“The great gates of Kiev”: A Cold War story

Jul 16, 2023
Black and white photo of a young musician in a long black dress. Classical music, opera and Italian culture. Hands on piano keys.

Europeans endured two world wars in the 20th Century. Surely they have no wish to begin the 21st Century with a third. 

Johann Sebastian Bach died in Leipzig in 1750. Two hundred years later, Leipzig, the musical capital of Germany, was behind the Iron Curtain.

The Berlin Airlift, the detonation of Russia’s first atomic bomb in September 1949, America’s production of the hydrogen bomb and the outbreak of the Korean War in June 1950 started the East-West rivalry that dominated world affairs for the next 40 years and now returns to haunt us in the Ukraine.

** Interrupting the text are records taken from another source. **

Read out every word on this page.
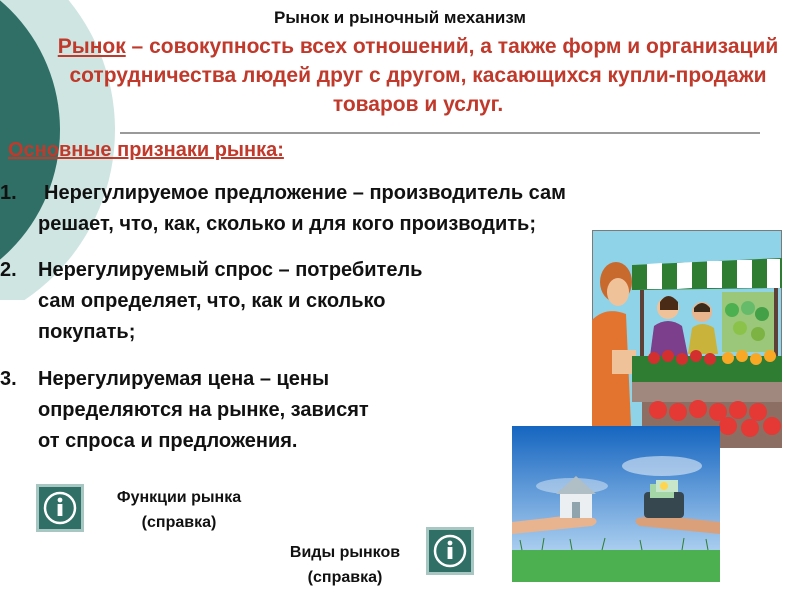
Рынок и рыночный механизм
Рынок – совокупность всех отношений, а также форм и организаций сотрудничества людей друг с другом, касающихся купли-продажи товаров и услуг.
Основные признаки рынка:
1.	Нерегулируемое предложение – производитель сам
решает, что, как, сколько и для кого производить;
2. Нерегулируемый спрос – потребитель
сам определяет, что, как и сколько
покупать;
3. Нерегулируемая цена – цены
определяются на рынке, зависят
от спроса и предложения.
Функции рынка
(справка)
Виды рынков
(справка)
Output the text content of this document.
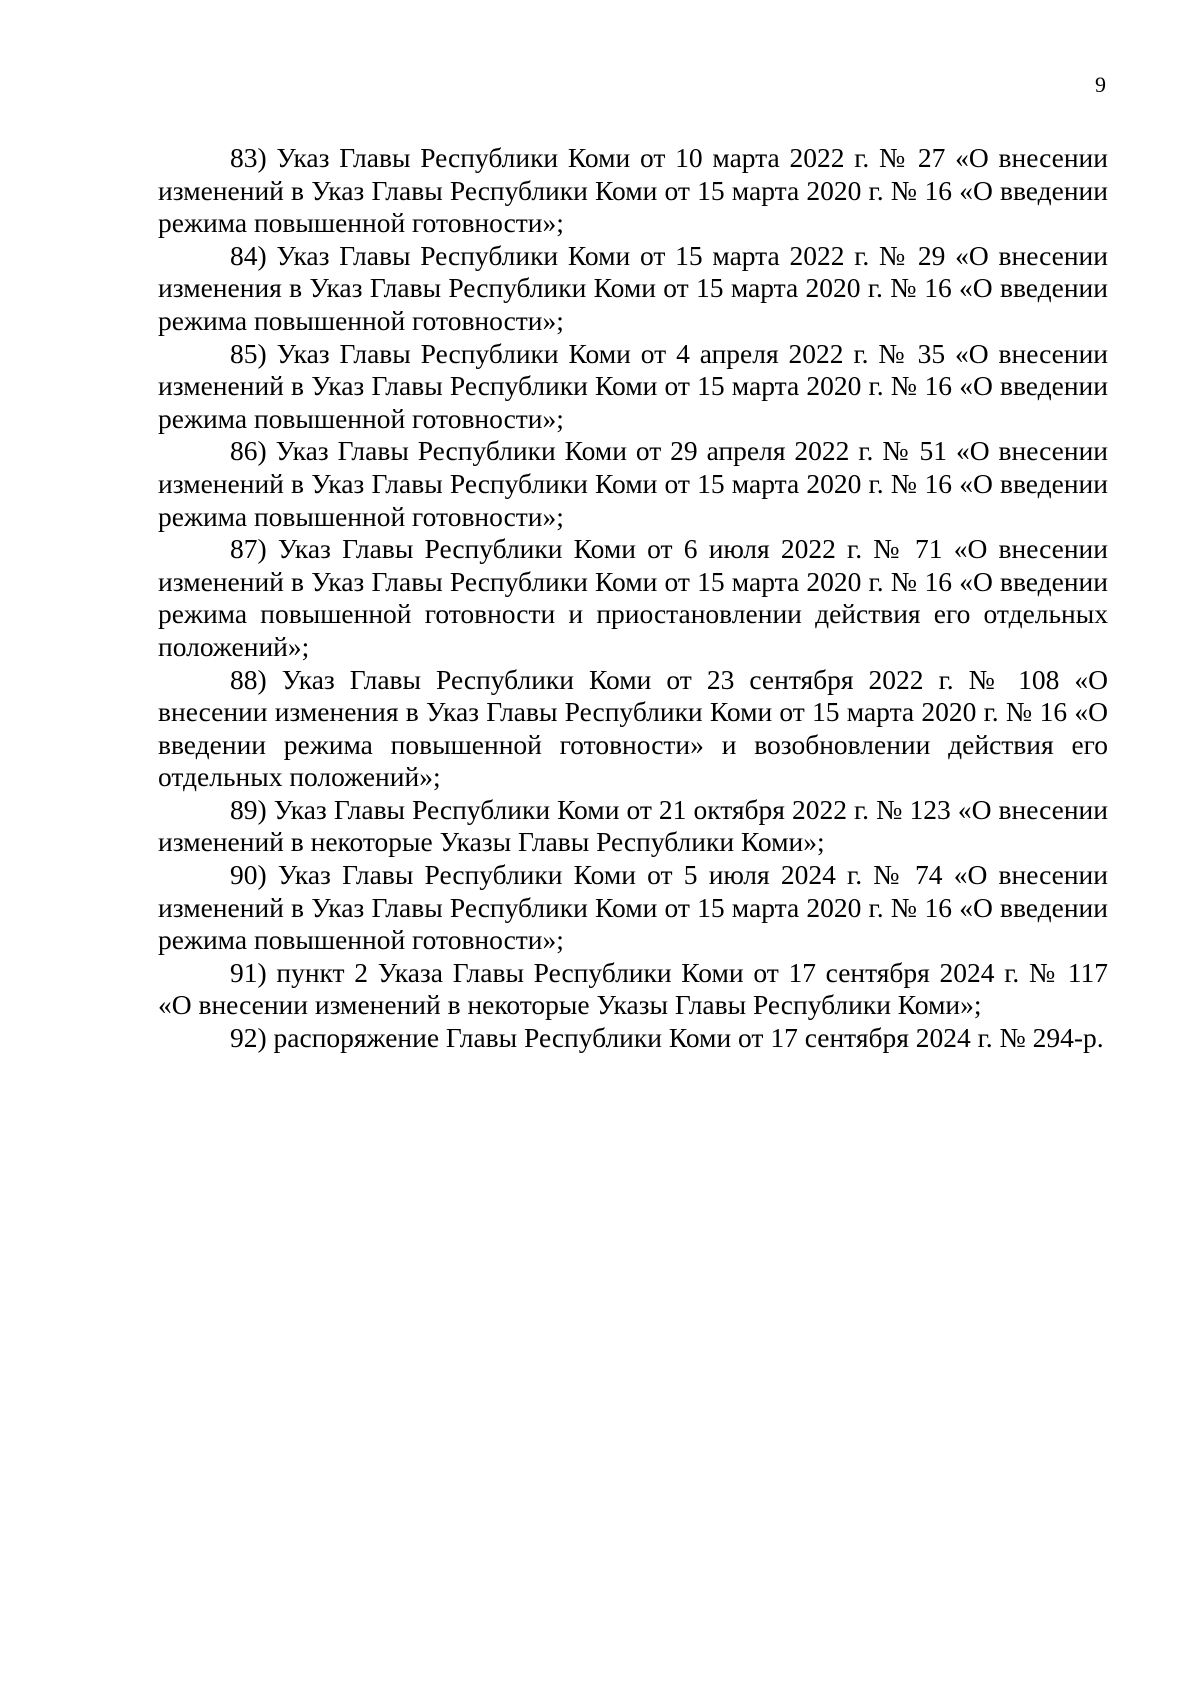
9

83) Указ Главы Республики Коми от 10 марта 2022 г. № 27 «О внесении изменений в Указ Главы Республики Коми от 15 марта 2020 г. № 16 «О введении режима повышенной готовности»;

84) Указ Главы Республики Коми от 15 марта 2022 г. № 29 «О внесении изменения в Указ Главы Республики Коми от 15 марта 2020 г. № 16 «О введении режима повышенной готовности»;

85) Указ Главы Республики Коми от 4 апреля 2022 г. № 35 «О внесении изменений в Указ Главы Республики Коми от 15 марта 2020 г. № 16 «О введении режима повышенной готовности»;

86) Указ Главы Республики Коми от 29 апреля 2022 г. № 51 «О внесении изменений в Указ Главы Республики Коми от 15 марта 2020 г. № 16 «О введении режима повышенной готовности»;

87) Указ Главы Республики Коми от 6 июля 2022 г. № 71 «О внесении изменений в Указ Главы Республики Коми от 15 марта 2020 г. № 16 «О введении режима повышенной готовности и приостановлении действия его отдельных положений»;

88) Указ Главы Республики Коми от 23 сентября 2022 г. № 108 «О внесении изменения в Указ Главы Республики Коми от 15 марта 2020 г. № 16 «О введении режима повышенной готовности» и возобновлении действия его отдельных положений»;

89) Указ Главы Республики Коми от 21 октября 2022 г. № 123 «О внесении изменений в некоторые Указы Главы Республики Коми»;

90) Указ Главы Республики Коми от 5 июля 2024 г. № 74 «О внесении изменений в Указ Главы Республики Коми от 15 марта 2020 г. № 16 «О введении режима повышенной готовности»;

91) пункт 2 Указа Главы Республики Коми от 17 сентября 2024 г. № 117 «О внесении изменений в некоторые Указы Главы Республики Коми»;

92) распоряжение Главы Республики Коми от 17 сентября 2024 г. № 294-р.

A brilliant diplomatic initiative on the Eastern side was the 1950 Bach Bicentennial Competition in Leipzig where pianist contestants could play anything they liked as long as their programmes included at least one of Bach’s 48 Preludes and Fugues, the foundation stone of musical composition.

Tatiana Nikolayeva, a 26-year-old graduate of the Moscow Conservatory, played all 48 and won first prize. On the judging panel was the world’s greatest living composer, Dimitri Shostakovich, who was inspired to emulate Bach.

Tatiana Nikolayeva recalled the time: “On his return home to Moscow from Leipzig, Shostakovich immediately began to compose his Preludes and Fugues. At his request I telephoned him every day and he asked me to come to him and listen to him play the piece he had just written.

“They are 24 masterpieces, each with its own internal world. They can and must be compared to Bach’s cycle. They are a new world in polyphony.”

In 1990 in London, Tatiana Nikolayeva recorded the Shostakovich Preludes and Fugues for the Hyperion label. The three-disc set is one of my prized possessions. When I was still at school, she gave a concert in Perth where she played Moussorgsky’s Pictures at an Exhibition.

The last “picture” or variation – ‘The Great Gates of Kiev” – closes with such massive chords that many a sturdy Steinway has needed surgery.

My disc of “Pictures” is a classic called “The Sofia Recital 1958” recorded live at a concert in the Bulgarian capital by Sviatoslav Richter before he played in America, where he was greeted like a rock star.

Sviatoslav Richter was born in the Ukraine. He did not enjoy the American crowds and preferred to play in dimly lit churches in France and Germany. His fans followed him around Europe, hoping to get to the church on time.

In my youth it was a rite of passage to read long Russian novels, especially Tolstoy’s War and Peace. I completed this assignment when I was a member of the Electrical Trades Union, working as a trades assistant at Dampier and we went on strike, giving me plenty of reading time.

While care-taking a wheatbelt farm I read Dostoevsky’s “The Brothers Karamazov” and loved its wild complexity.

It is a privilege of our civilisation through our symphony orchestras, libraries and ballet schools to share this wonderful cultural heritage.

Europeans endured two world wars in the 20th Century. Surely they have no wish to begin the 21st Century with a third.

We should be building bridges, not blowing up pipelines.